Whether a seasoned athlete or an innocent bystander, the art of yoga is a gift that benefits everyone. People are moving towards yoga as a means of connecting with their mind, body and soul. Of course, the health benefits are the main reason why most people are making yoga a part of their workout routines.
As a result, yoga is also being incorporated by athletes in their training sessions. Yoga helps improve an athlete’s overall performance from endurance to strength to power and also ensures good health and overall well-being.
Yoga is an ancient tradition and has been found very helpful in creating a balance between the body, mind and soul. It helps in bringing peace to the mind and body and increases mental focus. This is the main reason athletes are opting for yoga in their training sessions.
Benefits Of Yoga For Athletes
Yoga is not a substitute for a workout routine. Rather, it is a healthy addition that reduces stress and helps you focus on the task at hand. Yoga cannot replace the conventional methods of training for athletes but, it can enhance those methods and the results acquired by them. It improves flexibility, body posture, body mechanics, strength and overall concentration. Some of the benefits of yoga are:
Yoga is beneficial to all of us in many ways but for young athletes, the following yoga poses contribute positively to a variety of factors that improve performance. They can bridge the gap between mind and body; helping youngsters become better competitors both physically and mentally.
The downward dog is an excellent asana on its own. Stay in this pose for 1-3 minutes by bending your knees to the floor with a rest in child’s pose. A posture like this one elongates shoulders, strengthens hands, wrists, lower back and hamstrings and also stretches them. It also strengthens the Achilles tendon and the calves. It also helps in relieving headaches and insomnia.
According to Elizabeth Manejias, MD, a physiatrist at the Hospital for Special Surgery in New York City, downward dog is a great way to strengthen the upper extremities and build bone density. It is ideal for soccer players as it focuses on the calves as well as shoulders.
The lunge is a lower-body compound exercise that works on the thighs and buttocks. Since the exercise is weight resistant and not cardiovascular, it can be easily incorporated into a routine.
The primary goal is to increase muscle strength and can be performed with free weights or body weight only. After you have completed one set of 12 lunges, allow your body to rest for one full day before increasing to a second set.
This pose strengthens the quadriceps and glutes. It also stretches the hips. It is ideal for basketball and football/soccer players as it focuses the areas that get most involved in these sports.
For this pose, lie down on your back. Place both your feet on the floor hip-width apart. Place your hands such that you can touch the back of your heels with your hands. As you inhale, lift your hips upwards.

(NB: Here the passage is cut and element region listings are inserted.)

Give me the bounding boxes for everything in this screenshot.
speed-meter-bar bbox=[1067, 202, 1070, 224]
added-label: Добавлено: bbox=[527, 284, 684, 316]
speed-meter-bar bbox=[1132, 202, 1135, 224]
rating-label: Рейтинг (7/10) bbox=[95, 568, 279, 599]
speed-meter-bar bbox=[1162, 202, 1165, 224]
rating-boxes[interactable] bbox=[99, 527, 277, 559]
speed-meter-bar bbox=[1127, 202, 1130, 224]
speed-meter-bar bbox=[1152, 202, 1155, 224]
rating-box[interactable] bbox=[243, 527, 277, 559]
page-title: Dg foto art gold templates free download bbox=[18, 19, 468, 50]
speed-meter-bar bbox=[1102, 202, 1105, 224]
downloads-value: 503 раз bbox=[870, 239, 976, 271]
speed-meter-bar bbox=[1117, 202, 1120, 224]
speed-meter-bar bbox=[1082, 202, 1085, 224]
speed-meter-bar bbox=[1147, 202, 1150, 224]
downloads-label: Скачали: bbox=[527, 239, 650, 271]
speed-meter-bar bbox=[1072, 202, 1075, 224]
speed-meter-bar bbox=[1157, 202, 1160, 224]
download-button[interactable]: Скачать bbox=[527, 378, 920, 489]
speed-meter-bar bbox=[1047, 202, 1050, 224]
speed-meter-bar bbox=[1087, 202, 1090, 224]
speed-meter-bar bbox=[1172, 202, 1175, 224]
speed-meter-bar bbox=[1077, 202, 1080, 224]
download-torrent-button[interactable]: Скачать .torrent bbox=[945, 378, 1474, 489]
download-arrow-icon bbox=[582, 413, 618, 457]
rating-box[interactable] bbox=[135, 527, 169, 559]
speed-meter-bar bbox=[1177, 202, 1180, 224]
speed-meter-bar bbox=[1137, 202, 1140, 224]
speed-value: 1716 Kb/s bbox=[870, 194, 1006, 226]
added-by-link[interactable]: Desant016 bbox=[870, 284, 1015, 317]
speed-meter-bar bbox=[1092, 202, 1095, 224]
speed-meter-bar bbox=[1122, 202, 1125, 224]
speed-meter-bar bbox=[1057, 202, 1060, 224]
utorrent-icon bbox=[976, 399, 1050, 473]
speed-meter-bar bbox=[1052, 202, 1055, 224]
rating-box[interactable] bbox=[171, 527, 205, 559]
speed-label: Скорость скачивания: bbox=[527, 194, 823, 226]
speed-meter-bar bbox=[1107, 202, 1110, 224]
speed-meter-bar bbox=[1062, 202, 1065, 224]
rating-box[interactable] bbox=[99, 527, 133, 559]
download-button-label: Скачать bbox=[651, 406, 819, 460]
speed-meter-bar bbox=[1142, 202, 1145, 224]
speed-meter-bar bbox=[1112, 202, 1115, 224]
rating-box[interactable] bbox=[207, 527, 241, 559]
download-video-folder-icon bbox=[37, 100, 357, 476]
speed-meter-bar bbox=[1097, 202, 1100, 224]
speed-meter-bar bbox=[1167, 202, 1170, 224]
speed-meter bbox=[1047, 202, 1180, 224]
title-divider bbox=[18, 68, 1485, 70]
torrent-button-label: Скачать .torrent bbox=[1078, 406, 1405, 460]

Bridge pose aims to calm the mind and is known to be therapeutic for all individuals; especially young adults. Performed 5-6 times each week and it can open the chest, increase lung capacity – particularly beneficial for those with asthma.
The pose also stimulates the abdominal organs and thyroid glands which improves digestion and helps regulate metabolism. It also strengthens the glutes, hips and hamstrings that help in almost every sport – particularly football, soccer, karate and kickboxing.
The plank is truly a foundational yoga pose. By teaching you to hold yourself together – like a sturdy wooden plank – it gives you the power you need for other complex poses and the grace to glide with ease through transitions between poses.
Plank also builds your abdominal strength, arms and keeps wrists supple and healthy. Upon practicing this pose every day in the morning for at least a minute, your upper back and neck posture will improve.
It is essential for building strength and balance for all sports.
A routinely 1-4 minute backbend stretch every day can be invigorating and strengthening. They stretch the hip flexors and open the shoulders, an area where many of us hold tension. It helps build = strength in legs, arms and back muscles.
With the increase in mobility, posture can be improved, alleviating a variety of neck and back pain.
Backbends are also responsible for opening our hearts to the world. It exposes our body while building more of it. Overcoming our fears on the mat can give us courage off the mat too.
Young athletes can incorporate these beneficial yoga poses in their workout routines to strengthen their bodies, improve endurance, boost confidence and be more focused on their sport. If you are new to yoga, take a yoga retreat, you will love it!